The government statement in response to the story published in the New York Times acknowledges the gravity of the allegations and the damaging impact of the story on the international community’s confidence in the Sri Lankan democratic and good governance process. Foreign Secretary Prasad Kariyawasam said that in 2017 disciplinary action had been taken against 33 members of the police for assault and torture, while one officer was dismissed. Disciplinary matter pertaining to 100 police officers he said were currently pending. He added that the government “strongly condemns any act of torture, and will ensure that allegations of torture committed in the country will be investigated and prosecuted to the full extent of the law.”

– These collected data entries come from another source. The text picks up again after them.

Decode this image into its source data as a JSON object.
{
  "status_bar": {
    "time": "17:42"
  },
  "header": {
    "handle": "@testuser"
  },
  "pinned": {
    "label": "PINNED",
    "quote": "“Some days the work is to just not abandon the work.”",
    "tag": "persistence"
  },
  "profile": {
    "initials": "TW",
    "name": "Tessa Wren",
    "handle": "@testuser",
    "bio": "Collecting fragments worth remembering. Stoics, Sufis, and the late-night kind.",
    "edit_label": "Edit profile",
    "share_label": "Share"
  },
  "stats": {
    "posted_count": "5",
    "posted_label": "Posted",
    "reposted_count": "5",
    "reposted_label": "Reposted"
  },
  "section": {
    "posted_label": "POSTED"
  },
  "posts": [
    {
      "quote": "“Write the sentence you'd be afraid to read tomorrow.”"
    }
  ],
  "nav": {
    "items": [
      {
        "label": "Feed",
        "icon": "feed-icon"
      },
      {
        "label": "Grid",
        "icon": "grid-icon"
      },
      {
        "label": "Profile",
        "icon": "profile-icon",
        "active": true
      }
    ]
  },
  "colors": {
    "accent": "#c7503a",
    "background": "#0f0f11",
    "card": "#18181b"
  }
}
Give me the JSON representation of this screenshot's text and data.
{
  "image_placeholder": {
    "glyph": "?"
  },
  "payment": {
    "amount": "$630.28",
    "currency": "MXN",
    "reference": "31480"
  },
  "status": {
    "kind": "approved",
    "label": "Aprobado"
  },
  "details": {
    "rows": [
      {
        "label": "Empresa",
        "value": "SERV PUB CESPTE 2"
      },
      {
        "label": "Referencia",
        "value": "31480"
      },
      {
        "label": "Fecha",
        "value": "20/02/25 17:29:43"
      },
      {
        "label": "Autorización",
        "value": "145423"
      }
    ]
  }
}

The National Peace Council welcomes the government’s commitment to investigate the highlighted incidents of torture and calls on it to appoint a Commission of Inquiry to investigate the issue of torture, specifically with regard to the AP report, but also with a wider mandate. It is necessary to know the truth before a solution can be designed. It is not only Tamils and LTTE suspects who have been victims of torture. The most recent report of the Human Rights Commission of Sri Lanka shows that most cases of torture that have been reported are outside of the North and East of the country and affect members of all communities. The practice of torture is dehumanising to both the victim and the perpetrator and generates a culture of fear and repression. Eradicating the culture of tolerance and impunity for torture is the responsibility of the government and civil society as a whole. We urge members of religious and civil society organisations to advocate and work against the practice of torture in any form and for any reason.
Sri Lanka’s human rights record including torture and other human rights abuses will face international scrutiny again when UN Human Rights Council’s Universal Periodic Review meets on Sri Lanka. This will be a challenging time for the government delegation led by the Deputy Foreign Minister Dr Harsha de Silva as over a hundred countries have asked for time to ask questions. Denying the allegations as done by previous delegations, or attempting to gloss over them, will not be the way to go forward. The government needs to show in concrete and convincing terms how Sri Lanka can improve its human rights commitment in order not to further stain the country’s international reputation.